O respeito pelo espaço

Há coisas que nunca mudam. Uma delas é o respeito pelo espaço. O espaço entre clientes e o espaço da própria operadora de caixa.

 

O cliente está sempre a colocar os seus cartões e cupões justamente à frente do scanner, quando não atira com o molho de chaves onde está o cartão cliente para a nossa frente. Debruça-se em cima do visor. Quando está impaciente sopra para cima de nós.
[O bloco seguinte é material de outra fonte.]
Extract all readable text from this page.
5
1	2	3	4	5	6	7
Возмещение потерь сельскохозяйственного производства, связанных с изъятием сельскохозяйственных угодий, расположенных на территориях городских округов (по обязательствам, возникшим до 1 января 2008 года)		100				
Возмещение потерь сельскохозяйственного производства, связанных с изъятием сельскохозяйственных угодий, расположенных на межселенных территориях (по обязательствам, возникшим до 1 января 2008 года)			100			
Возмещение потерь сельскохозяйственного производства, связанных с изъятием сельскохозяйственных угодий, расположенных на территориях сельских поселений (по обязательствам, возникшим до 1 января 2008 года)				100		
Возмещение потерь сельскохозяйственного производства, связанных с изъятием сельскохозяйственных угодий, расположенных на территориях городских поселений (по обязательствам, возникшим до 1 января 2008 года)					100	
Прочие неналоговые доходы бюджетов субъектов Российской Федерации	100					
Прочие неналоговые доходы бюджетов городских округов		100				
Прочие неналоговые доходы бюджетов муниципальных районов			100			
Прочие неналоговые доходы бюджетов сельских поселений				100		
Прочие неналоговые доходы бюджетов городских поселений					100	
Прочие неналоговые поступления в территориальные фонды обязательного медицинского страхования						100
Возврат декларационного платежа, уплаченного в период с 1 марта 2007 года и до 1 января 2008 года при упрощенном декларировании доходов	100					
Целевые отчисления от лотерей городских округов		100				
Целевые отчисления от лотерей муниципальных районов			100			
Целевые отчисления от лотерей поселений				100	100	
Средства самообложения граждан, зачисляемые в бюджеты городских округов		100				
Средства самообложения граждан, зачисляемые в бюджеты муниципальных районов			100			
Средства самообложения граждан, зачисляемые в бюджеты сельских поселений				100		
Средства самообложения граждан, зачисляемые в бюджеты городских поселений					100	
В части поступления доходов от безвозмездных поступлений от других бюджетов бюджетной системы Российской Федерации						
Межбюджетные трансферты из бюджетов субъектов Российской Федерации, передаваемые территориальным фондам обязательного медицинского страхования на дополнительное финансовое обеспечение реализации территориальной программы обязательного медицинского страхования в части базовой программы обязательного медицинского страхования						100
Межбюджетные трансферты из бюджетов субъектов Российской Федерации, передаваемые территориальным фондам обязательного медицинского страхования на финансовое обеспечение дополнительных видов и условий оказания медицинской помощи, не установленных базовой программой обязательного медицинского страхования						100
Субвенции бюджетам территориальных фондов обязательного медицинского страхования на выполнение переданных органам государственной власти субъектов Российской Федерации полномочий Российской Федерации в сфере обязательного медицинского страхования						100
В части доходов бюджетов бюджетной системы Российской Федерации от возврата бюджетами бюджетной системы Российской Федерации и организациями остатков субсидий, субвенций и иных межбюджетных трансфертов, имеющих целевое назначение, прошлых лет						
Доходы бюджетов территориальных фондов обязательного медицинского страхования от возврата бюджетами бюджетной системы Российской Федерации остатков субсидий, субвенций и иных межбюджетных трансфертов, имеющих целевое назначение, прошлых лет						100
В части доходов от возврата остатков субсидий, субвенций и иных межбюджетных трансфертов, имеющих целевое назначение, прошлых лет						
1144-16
Ora o nosso espaço só tem aí meio metro, custa assim tanto não o invadir!? Há um supermercado da concorrência que tem o acrílico bem mais alto, o que protege mais a operadora, era bom termos um assim!

 

Entre clientes, é admirável o respeito que têm uns pelos outros. Estão sempre a roçar uns nos outros com a pressa. Uma pessoa que quer marcar o código do multibanco tem de fazer cá uma ginástica. Chegam a pisar-se. Dava tanto jeito uma marca no chão, como nos bancos, onde o cliente seguinte só pudesse avançar quando o cliente anterior tivesse terminado todo o processo, mas não, andam sempre a chocar uns com os outros!

 

É uma falta de civismo, que até enerva!

 

art_respeito_e_bom_e_eu_gosto_b[1].jpg

 

Quando o cartão multibanco dá erro

Um velhote, cliente habitual, insere o seu cartão multibanco para pagar a sua conta. O cartão não faz o pagamento e a mensagem que aparece no visor é "não autorizado". O senhor pergunta-me o que significa aquilo. Como vejo que o senhor está preocupado, digo-lhe que pode ser alguma coisa com a linha do banco ou que pode não ter dinheiro disponível. O senhor começa logo a dizer que tem lá seis mil euros à ordem. Paga a dinheiro e diz que vai já ao banco. Sugiro-lhe que veja o saldo ali no multibanco. Diz-me que não sabe fazer isso, e a senhora que já estou a começar a atender, muito solidária diz-lhe que o ajuda ou então que peça ao segurança.

 

O senhor vai logo ter com o segurança. Eu estava preocupada, não fosse o senhor ter alguma surpresa desagradável e dar-lhe alguma coisa, pois era velhote e estava muito stressado.

 

Conseguiu tirar o extrato da conto e veio  mostrar, a mim e á outra senhora, que, afinal, até lá tinha sete mil euros, mas a dizer aquilo em volta alta, o que, quanto a mim, não foi muito seguro para ele.

 

Por vezes estas coisas acontecem, não foi erro de código, nem falta de dinheiro, não sei o que tinha de errado aquele cartão. E a preocupação da pessoa é sempre provar que tem lá dinheiro...mas não tem de o fazer. São coisas privadas.

 

Espero que a esta altura o problema já esteja resolvido. É um cliente habitual, de poucas palavras, quando o voltar a encontrar pergunto se está tudo bem, não por cusquice mas mesmo por preocupação!